Con dignidad
Muchos podían imaginar a qué se debía la mirada ausente de don Juan. En su silla de paja rota, sentado como al descuido, con apatía, observaba el camino donde seguramente en un rato llegaría alguna carreta. Su esposa criaba gallinas y vendía los huevos en el pueblo. A veces, guardaba ese poco dinero que le quedaba debajo de los carros, en la tierra, para que nadie se lo quitara... Cerca del cañaveral había un par de vacas, algunos patos y un burro.
Para don Juan no existían los sábados y los domingos, tampoco la Navidad y el Año Nuevo. Él trabajaba todo el día en el campo porque amaba ese pequeño mundo que había heredado de sus abuelos inmigrantes. Eran muy pocas hectáreas en medio de una casa modesta pintada con cal. Cuando llegaban los tiempos de cosecha, don Juan se volvía más callado. Sufría mucho. Es que sabía lo que iba a ocurrir...

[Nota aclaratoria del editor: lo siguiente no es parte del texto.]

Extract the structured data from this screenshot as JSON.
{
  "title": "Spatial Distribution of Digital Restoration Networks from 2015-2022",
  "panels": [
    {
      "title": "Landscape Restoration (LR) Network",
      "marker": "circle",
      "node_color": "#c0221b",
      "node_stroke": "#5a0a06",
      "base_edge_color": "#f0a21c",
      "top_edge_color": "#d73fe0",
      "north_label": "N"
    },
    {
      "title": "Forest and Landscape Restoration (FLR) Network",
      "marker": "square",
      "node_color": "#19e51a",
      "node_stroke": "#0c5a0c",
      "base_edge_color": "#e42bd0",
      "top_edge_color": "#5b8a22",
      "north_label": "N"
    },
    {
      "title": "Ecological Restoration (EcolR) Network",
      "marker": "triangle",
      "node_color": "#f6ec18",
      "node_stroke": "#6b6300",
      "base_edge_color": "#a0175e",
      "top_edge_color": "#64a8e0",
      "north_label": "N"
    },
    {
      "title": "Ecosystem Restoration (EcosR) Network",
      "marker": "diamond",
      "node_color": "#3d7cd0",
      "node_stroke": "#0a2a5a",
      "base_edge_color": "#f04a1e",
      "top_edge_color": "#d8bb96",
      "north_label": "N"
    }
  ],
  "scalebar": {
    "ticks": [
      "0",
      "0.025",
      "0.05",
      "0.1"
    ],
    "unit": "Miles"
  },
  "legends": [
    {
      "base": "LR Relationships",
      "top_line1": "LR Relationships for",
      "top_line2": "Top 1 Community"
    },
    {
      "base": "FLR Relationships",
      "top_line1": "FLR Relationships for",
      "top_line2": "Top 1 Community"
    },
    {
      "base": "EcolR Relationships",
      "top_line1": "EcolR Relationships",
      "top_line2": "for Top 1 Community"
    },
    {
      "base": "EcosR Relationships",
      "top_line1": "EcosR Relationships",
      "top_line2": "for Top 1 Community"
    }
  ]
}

Por el camino, cargado de polvo, se acercaban algunas personas enviadas por el gobierno de turno. Se llevaban bolsas de trigo para los necesitados. Don Juan, sin decir una palabra, con las manos en los bolsillos, los veía alejarse y la angustia le oprimía el pecho. Lo poco que le quedaba no le alcanzaba para vivir y para comprar semillas para volver a sembrar el año próximo y entonces se endeudaba.
¿Y si el granizo le destruía los sembrados? Se endeudaba el doble.
¿Quién era el necesitado?
El humilde que en vez de buscar otro empleo esperaba el regalo o el que dejaba su vida de la mañana a la noche mientras otros lo despojaban de la mitad de su digno trabajo.
Don Juan pasó a ser, con los años, el abuelito con las mismas alpargatas rotas, la silla de paja y el corazón triste, disperso, silencioso... el que un día, por fin, dijo BASTA.